Originally Posted by porter
Most of them have different mechanisms but they break down into those three categories pretty easily. Here's an explanation of the other two plus the two exceptions:
- A geared tilter is a typical low-end tilter which has lots of teeth on the two halves of the tilter that lock into each other. Because the teeth have to lock into each other (like a gear), there is a limit to how finely one can angle the tilter.
- An infinite tilter, like Tama or Yamaha's high-end ones (and Pearl's "uni-lock"), have no teeth and use a different method to lock their angle- as such, they have a much wider range of angles along the one axis of rotation.
The ball tilter is correct. Mapex's older stands, including that triple one, have a ball tilter for the cymbal arms and I guess something else for the tom arms (i'm not familiar with them). The two that don't fit in to the three categories are Mapex Falcon and Pearl Gyro-Lock, which both have a huge range of rotation on two axes.
Hopefully this helped.

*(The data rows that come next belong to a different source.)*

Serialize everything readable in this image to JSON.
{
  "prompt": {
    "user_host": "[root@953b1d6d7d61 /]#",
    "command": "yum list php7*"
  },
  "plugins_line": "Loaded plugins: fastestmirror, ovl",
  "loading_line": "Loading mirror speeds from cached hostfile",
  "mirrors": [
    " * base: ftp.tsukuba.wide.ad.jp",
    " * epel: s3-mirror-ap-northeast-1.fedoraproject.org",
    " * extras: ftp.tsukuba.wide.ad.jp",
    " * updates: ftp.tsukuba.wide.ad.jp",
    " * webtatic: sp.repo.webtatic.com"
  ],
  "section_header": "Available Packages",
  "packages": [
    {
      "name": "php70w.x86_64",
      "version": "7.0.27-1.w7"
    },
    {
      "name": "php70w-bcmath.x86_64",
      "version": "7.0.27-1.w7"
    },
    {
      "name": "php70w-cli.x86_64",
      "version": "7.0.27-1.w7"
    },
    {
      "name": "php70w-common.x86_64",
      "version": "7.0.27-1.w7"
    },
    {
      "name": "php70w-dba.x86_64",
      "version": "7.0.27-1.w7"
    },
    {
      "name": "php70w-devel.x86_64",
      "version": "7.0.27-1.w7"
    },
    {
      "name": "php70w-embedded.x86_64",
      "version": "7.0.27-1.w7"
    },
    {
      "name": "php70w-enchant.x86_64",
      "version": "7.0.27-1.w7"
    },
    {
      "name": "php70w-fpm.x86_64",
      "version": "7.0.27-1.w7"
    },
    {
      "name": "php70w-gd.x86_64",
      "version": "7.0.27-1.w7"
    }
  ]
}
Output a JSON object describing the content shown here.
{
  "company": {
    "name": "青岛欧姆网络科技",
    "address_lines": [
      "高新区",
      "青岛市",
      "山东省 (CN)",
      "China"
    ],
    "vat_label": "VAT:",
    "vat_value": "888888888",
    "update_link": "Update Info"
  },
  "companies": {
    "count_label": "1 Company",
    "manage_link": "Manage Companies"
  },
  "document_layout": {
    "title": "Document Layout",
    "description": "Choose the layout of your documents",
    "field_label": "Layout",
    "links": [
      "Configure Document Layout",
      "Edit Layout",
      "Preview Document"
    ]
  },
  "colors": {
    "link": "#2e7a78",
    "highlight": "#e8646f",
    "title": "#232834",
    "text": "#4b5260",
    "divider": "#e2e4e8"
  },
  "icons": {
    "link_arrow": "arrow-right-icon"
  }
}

Feel free to ask for any clarification.
Good explanation, but we could safely get it down to only two categories, so either geared, or non geared.
Geared= toothed, notched, step, any tilter that moves incrementally.

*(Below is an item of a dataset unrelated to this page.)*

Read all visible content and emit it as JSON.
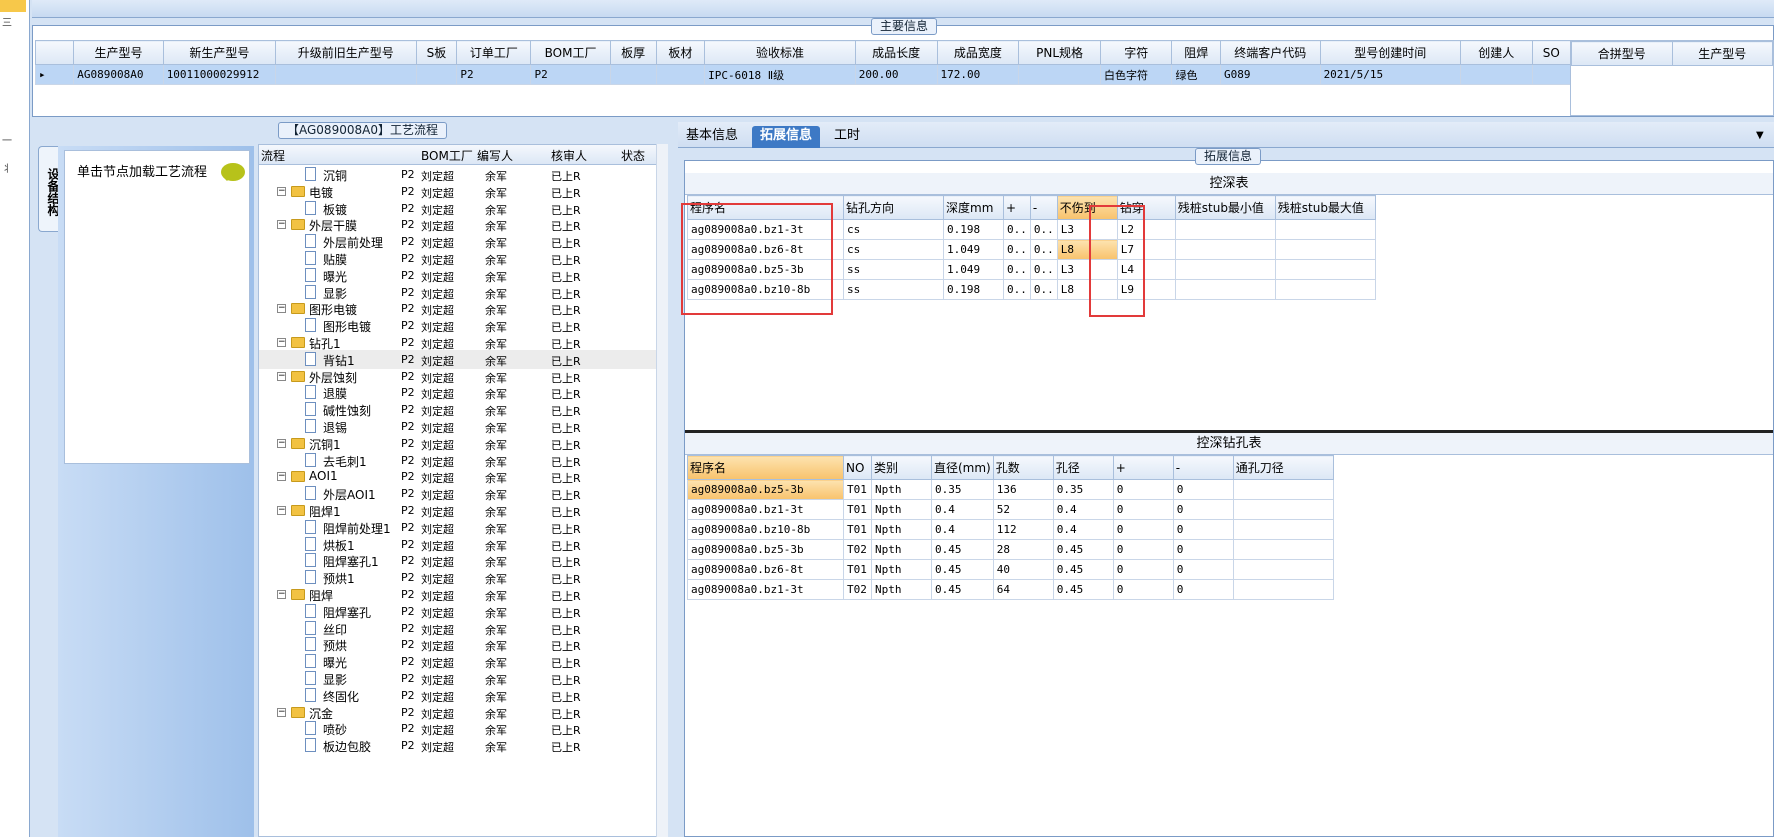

Non geared= Infinite, toothless, ball-socket etc. As explained above moves either 360 degrees un incrementally, or fwd and back without notching.
Snare or cymbal stand applications the non geared (tho usually more pricey) gets the nod IMO. Non geared not only offers unlimited positioning, they're easier and more fun to work with/operate.
Its not uncommon for geared tilters to catch on the edge of the gear/tooth, you have to positively feel the male gear/tooth going into the female gear to get a solid hold, tho sometimes you can get a false setting- male to male gear- and it'll hold, but that's usually not secure and can end with something falling over.